En estos momentos asistimos a una oportunidad única; modesta, pequeña, moderada, pero única. Que a falta de la investidura efectiva se haya podido conseguir un acuerdo de gobierno entre PSOE y UP es el hecho más importante, en mi opinión, desde que el PSOE ganó en 1982 con mayoría absoluta. Las ventanas que se han abierto a partir del documento de 50 páginas firmado ayer por Sánchez e Iglesias suponen un indudable acontecimiento político. Sé que lo que tienen por delante ambos firmantes es un trayecto muy difícil y de imprevisible resultado. Tienen por ambos flancos, el nacionalismo independentista catalán y el extremo nacionalismo español, dos adversarios de enorme peligro. Afrontan una situación económica –deuda pública, presión europea– nada fácil y con recursos e instrumentos muy limitados. El PSOE, particularmente, va a asistir a una guerra intestina y ataques a este acuerdo por parte de los sectores y barones que siguen representando el viejo paradigma bipartidista. Y, para colmo, los protagonistas de este acuerdo histórico van a jugar en un terreno social abonado para la crítica desmedida, el acoso de ciertos medios y círculos de poder y un profundo descreimiento en la sociedad española respecto de la democracia y la propia política.

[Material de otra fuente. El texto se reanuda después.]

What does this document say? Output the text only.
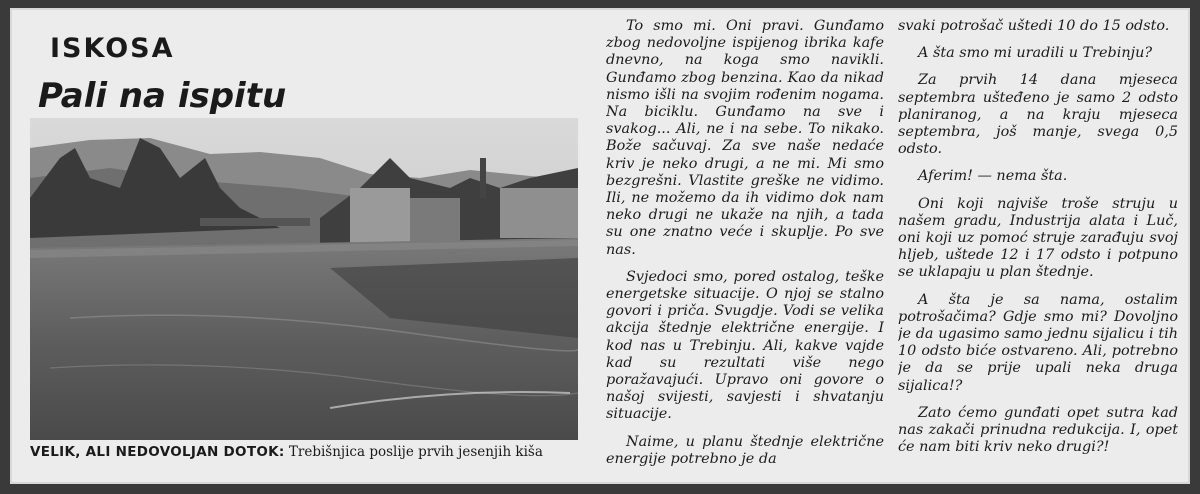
ISKOSA
Pali na ispitu
VELIK, ALI NEDOVOLJAN DOTOK: Trebišnjica poslije prvih jesenjih kiša

To smo mi. Oni pravi. Gunđamo zbog nedovoljne ispijenog ibrika kafe dnevno, na koga smo navikli. Gunđamo zbog benzina. Kao da nikad nismo išli na svojim rođenim nogama. Na biciklu. Gunđamo na sve i svakog... Ali, ne i na sebe. To nikako. Bože sačuvaj. Za sve naše nedaće kriv je neko drugi, a ne mi. Mi smo bezgrešni. Vlastite greške ne vidimo. Ili, ne možemo da ih vidimo dok nam neko drugi ne ukaže na njih, a tada su one znatno veće i skuplje. Po sve nas.

Svjedoci smo, pored ostalog, teške energetske situacije. O njoj se stalno govori i priča. Svugdje. Vodi se velika akcija štednje električne energije. I kod nas u Trebinju. Ali, kakve vajde kad su rezultati više nego poražavajući. Upravo oni govore o našoj svijesti, savjesti i shvatanju situacije.

Naime, u planu štednje električne energije potrebno je da

svaki potrošač uštedi 10 do 15 odsto.

A šta smo mi uradili u Trebinju?

Za prvih 14 dana mjeseca septembra ušteđeno je samo 2 odsto planiranog, a na kraju mjeseca septembra, još manje, svega 0,5 odsto.

Aferim! — nema šta.

Oni koji najviše troše struju u našem gradu, Industrija alata i Luč, oni koji uz pomoć struje zarađuju svoj hljeb, uštede 12 i 17 odsto i potpuno se uklapaju u plan štednje.

A šta je sa nama, ostalim potrošačima? Gdje smo mi? Dovoljno je da ugasimo samo jednu sijalicu i tih 10 odsto biće ostvareno. Ali, potrebno je da se prije upali neka druga sijalica!?

Zato ćemo gunđati opet sutra kad nas zakači prinudna redukcija. I, opet će nam biti kriv neko drugi?!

Sin embargo, es importante destacar que dentro de esas dificultades ambas fuerzas y ambos dirigentes, dejando atrás las anteriores posiciones confrontadas, se hayan embarcado en este proyecto de renovación y reformas de España. Por primera vez en mucho tiempo uno puede decir que está satisfecho de la práctica política de la izquierda española. Recordemos el viejo aforismo de Gramsci sobre el pesimismo de la inteligencia y el optimismo de la voluntad. La realidad es dura, difícil; pero han demostrado que hay energías en la sociedad española para enfrentarse con ella.

Por todo lo que les he dicho, es evidente que les felicito el año. Que este sea el año de la recuperación de lo perdido. Feliz Año Nuevo!